Long sessions can exhaust context windows. Compaction summarizes older messages while keeping recent ones, so the session remains usable.
Compaction is lossy. The full history remains in the JSONL file and can be revisited with /tree, but the summarized messages are not sent to the LLM verbatim.

Triggering compaction

Run /compact to compact the current context.
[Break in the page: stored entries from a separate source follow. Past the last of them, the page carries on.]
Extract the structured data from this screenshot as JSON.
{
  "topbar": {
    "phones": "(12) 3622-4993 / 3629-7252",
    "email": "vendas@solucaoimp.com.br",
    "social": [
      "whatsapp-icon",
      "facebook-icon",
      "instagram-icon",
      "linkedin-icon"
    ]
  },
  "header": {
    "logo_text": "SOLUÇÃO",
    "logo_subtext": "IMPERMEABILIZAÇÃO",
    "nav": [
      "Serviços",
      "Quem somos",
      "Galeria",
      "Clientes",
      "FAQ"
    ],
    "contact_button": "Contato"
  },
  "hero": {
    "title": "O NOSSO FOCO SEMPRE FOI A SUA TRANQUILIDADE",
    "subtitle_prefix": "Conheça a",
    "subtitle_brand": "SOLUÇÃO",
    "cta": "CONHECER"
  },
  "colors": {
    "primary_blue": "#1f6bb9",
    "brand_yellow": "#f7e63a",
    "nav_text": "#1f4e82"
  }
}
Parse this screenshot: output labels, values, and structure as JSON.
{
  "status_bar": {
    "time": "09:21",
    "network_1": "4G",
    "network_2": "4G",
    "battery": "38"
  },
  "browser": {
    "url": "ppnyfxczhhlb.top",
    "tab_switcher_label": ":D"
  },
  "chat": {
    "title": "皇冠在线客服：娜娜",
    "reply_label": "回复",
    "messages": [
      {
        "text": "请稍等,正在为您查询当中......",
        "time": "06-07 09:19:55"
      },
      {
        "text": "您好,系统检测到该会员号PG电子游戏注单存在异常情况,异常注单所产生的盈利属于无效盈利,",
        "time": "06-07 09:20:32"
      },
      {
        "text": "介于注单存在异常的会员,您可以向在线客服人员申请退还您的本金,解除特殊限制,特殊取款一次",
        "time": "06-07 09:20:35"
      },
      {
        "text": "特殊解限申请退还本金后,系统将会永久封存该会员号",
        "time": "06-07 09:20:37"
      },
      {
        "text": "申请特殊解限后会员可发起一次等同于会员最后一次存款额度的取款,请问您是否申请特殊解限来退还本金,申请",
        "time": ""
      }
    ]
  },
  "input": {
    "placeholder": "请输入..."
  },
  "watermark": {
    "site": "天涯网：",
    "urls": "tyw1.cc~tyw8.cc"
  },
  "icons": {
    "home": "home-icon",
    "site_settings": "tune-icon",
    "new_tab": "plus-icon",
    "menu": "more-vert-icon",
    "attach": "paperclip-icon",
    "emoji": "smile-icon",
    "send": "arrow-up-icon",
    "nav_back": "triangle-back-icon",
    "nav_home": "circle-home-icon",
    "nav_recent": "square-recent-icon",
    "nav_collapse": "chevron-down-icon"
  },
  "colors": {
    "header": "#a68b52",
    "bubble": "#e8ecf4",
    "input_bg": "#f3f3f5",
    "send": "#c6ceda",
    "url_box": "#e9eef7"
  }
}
Optionally pass custom instructions to focus the summary:
/compact Focus on the database schema decisions

Compaction settings

Configure compaction in ~/.pi/agent/settings.json or .pi/settings.json:
{
  "compaction": {
    "enabled": true,
    "reserveTokens": 16384,
    "keepRecentTokens": 20000
  }
}
SettingDefaultDescription
compaction.enabledtrueEnable auto-compaction
compaction.reserveTokens16384Tokens reserved for the LLM response
compaction.keepRecentTokens20000Recent tokens to keep (not summarized)
Set "enabled": false to disable auto-compaction. You can still compact manually with /compact. You can customize compaction behavior using extensions. See the compaction internals in the source repository for the session_before_compact event hook.